Multi pertransibunt et augebitur scientia (Muitos passarão, e o conhecimento aumentará).

sexta-feira, 4 de setembro de 2020

A SINDROME DE DOM QUIXOTE

 Por Mario Sales


 



“O protagonista da obra é Dom Quixote, um pequeno fidalgo castelhano que perdeu a razão por muita leitura de romances de cavalaria e pretende imitar seus heróis preferidos. O romance narra as suas aventuras em companhia de Sancho Pança, seu fiel amigo e companheiro, que tem uma visão mais realista. A ação gira em torno das três incursões da dupla por terras da Mancha, de Aração e da atalunha. Nessas incursões, ele se envolve em uma série de aventuras, mas suas fantasias são sempre desmentidas pela dura realidade. … O encanto da obra nasce do descompasso entre o idealismo do protagonista e a realidade na qual ele atua. Cem anos antes, Quixote teria sido um herói a mais nas crônicas ou romances de cavalaria, mas ele havia se enganado de século.” 
Enredo de Dom Quixote de La Mancha, da Wikipédia

“A história prefere lendas, ao invés dos homens; prefere a brutalidade à nobreza; discursos inflamados ao invés de boas ações silenciosas. A história se lembra da batalha, mas esquece do sangue.”
Citação do personagem Abraham Lincoln no filme "A. Lincoln, o caçador de vampiros"

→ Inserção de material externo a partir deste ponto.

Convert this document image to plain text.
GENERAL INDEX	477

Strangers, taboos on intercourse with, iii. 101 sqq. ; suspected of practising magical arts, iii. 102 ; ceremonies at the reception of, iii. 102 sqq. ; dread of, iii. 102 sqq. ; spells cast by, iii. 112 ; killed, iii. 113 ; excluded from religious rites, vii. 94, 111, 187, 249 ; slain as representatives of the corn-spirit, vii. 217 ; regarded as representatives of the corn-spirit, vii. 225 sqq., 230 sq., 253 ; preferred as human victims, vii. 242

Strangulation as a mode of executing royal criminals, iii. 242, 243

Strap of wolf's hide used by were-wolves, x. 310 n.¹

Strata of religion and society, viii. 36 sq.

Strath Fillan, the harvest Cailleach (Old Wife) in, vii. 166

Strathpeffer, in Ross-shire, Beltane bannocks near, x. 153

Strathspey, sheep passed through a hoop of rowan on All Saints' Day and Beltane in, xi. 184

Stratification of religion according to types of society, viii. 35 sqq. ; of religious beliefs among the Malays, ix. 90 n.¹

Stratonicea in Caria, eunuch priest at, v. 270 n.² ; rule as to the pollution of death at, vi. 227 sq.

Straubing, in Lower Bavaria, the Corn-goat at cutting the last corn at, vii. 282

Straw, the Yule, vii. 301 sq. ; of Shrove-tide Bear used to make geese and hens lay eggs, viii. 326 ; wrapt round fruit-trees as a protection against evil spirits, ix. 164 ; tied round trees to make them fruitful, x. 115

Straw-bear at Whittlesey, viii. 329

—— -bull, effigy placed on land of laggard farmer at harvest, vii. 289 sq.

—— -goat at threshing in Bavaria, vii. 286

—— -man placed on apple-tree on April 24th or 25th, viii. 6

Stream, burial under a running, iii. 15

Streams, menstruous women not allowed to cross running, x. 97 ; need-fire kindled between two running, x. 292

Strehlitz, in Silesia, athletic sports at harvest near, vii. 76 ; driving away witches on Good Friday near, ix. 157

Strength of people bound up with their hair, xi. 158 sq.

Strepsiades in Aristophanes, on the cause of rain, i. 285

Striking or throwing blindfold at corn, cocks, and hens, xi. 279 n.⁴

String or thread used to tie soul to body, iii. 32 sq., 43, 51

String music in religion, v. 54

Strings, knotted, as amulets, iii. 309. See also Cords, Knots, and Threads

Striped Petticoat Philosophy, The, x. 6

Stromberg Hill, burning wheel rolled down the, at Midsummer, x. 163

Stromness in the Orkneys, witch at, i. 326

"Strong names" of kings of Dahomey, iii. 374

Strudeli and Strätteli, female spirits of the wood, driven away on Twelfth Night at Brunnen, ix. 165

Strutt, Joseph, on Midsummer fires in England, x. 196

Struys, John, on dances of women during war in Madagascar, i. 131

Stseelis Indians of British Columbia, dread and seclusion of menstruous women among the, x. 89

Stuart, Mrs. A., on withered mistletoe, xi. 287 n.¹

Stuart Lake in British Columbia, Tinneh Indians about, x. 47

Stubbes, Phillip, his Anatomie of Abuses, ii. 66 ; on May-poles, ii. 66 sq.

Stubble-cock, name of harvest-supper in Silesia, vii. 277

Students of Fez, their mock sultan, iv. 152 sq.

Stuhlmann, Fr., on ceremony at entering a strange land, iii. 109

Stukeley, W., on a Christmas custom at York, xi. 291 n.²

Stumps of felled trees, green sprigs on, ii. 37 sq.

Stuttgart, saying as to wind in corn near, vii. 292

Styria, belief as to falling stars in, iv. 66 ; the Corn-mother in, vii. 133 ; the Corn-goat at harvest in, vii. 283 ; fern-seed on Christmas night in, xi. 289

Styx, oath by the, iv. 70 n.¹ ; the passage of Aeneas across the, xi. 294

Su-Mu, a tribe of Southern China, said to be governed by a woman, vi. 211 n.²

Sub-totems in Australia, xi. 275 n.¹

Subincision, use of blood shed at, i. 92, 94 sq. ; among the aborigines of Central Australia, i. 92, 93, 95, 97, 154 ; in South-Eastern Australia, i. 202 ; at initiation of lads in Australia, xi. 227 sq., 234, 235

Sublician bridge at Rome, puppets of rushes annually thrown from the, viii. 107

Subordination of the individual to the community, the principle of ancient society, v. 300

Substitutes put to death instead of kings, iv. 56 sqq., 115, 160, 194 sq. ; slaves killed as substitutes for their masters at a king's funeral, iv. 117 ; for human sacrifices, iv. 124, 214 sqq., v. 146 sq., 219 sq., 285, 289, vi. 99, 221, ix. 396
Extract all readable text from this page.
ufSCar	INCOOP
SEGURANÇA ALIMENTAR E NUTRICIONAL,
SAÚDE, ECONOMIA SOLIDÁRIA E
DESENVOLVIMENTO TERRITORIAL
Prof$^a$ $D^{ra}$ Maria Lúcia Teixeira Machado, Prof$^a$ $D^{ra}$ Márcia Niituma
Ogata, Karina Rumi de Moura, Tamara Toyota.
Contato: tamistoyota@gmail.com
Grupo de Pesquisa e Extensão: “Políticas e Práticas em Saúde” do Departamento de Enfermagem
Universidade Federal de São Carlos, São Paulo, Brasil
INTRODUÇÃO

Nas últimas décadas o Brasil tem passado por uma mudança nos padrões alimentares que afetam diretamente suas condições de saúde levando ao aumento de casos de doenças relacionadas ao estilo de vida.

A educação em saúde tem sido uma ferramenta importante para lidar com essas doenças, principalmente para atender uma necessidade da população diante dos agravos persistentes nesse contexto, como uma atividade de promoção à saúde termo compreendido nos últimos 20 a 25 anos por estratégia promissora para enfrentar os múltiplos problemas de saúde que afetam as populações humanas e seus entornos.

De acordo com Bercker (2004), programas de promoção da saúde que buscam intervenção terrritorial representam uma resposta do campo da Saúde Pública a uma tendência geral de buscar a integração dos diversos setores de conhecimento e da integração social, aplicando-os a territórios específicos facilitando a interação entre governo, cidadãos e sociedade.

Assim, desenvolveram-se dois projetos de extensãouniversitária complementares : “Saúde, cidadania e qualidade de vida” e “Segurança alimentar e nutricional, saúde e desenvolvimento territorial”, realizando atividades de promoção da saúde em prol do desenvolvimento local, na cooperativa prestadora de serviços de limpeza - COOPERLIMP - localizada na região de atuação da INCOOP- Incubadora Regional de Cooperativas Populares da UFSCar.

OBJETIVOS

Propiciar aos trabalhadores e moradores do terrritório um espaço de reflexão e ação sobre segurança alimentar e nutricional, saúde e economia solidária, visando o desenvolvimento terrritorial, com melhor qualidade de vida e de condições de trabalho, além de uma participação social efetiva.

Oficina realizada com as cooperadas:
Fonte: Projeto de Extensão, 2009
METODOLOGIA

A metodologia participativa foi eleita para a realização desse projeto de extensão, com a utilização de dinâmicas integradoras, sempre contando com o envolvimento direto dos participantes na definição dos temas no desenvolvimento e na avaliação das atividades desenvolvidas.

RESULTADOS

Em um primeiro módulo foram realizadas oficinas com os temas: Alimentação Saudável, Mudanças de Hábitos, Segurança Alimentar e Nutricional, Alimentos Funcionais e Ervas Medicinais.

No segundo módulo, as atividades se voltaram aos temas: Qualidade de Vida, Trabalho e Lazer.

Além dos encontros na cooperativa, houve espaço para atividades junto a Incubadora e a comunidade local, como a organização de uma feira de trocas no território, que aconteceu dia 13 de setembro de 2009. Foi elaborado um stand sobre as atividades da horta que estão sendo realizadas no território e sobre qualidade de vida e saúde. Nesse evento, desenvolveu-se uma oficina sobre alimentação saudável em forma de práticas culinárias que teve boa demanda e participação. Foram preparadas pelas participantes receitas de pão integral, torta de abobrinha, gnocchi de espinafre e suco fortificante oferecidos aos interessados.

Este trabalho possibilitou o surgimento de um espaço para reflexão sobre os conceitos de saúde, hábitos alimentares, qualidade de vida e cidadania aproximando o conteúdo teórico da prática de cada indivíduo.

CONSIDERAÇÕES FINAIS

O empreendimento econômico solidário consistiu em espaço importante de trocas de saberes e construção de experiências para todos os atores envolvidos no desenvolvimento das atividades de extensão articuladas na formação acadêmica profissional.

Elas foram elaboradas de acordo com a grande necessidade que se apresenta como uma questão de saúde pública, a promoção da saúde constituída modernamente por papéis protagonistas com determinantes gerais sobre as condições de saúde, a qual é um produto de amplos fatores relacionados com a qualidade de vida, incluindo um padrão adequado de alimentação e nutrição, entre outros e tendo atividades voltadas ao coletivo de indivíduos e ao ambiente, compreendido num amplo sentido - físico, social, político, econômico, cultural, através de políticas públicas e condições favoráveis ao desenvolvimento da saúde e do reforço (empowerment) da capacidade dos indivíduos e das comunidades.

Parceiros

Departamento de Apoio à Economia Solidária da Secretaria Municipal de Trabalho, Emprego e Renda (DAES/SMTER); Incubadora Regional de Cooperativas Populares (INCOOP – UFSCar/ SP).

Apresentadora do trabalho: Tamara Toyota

Cervantes era um gênio literário e provou isso discutindo a dicotomia entre fantasia e realidade com humor e elegância. Curiosamente, usou os contos de cavalaria para falar deste assunto delicado, pois como dizer a alguém que ele vive de sonhos e não ser rude ou deselegante, senão através do riso?

O riso nos liberta das tensões. Quem ri não tem espaço afetivo para o ódio ou a desconfiança. Provocar o riso desarma os espíritos de forma mais eficiente que a ameaça ou através do confronto.

Penso em Cervantes quando vejo o culto contemporâneo entre esoteristas aos costumes de cavalaria, principalmente quando relacionam essas Ordens de Cavalaria às Ordens Esotéricas.

Entre os maçons é conhecido o desejo de pertencer uma tradição desse gênero, simplesmente pela vaidade que isto traz como bagagem. Veja-se o caso do Cavaleiro de Ramsay[1], um individuo sem provas de sua alegada descendência nobre, mas que incendiou as mentes impressionáveis de burgueses e políticos que estavam na Ordem Maçonica em uma época onde o ócio e a falta de motivação social tornava já inviável uma vida de aventuras viris ou mesmo segurar e conseguir levantar os espadagões usados pelos verdadeiros cavaleiros, aqueles que foram dizimados por Felipe IV , o Belo , que mandou queimar Jaques de Molay, o ultimo cruzado, em 1314.

Quatrocentos anos depois Ransay, e como eu disse sem apresentar documentos históricos que o sustentassem, afirma a Origem Maçônica nas Ordens de cavalaria, e não nas guildas de pedreiros de Londres.

Uma proposta tão sedutora foi imediatamente aclamada como verdadeira, como é comum os maçons aclamarem tudo que é vago e obscuro com palavras pomposas e elogios.

Cervantes, se estivesse presente, cairia no chão às gargalhadas. Sua obra é de 1605, pelo menos a primeira parte. O discurso de Ramsay alegando a origem maçônica nas Ordens de Cavalaria é de 1738. Mais de um século antes, Cervantes havia alertado que a cabeça vai sempre mais rápido do que o corpo e mesmo assim, Ramsay foi aplaudido e suas teses, as mais descabidas, aceitas como legitima expressão da verdade histórica. Ninguém quer ser pedreiro e construir catedrais se, sem ter que levantar, não uma espada, mas um simples punhal, puder ser cavaleiro.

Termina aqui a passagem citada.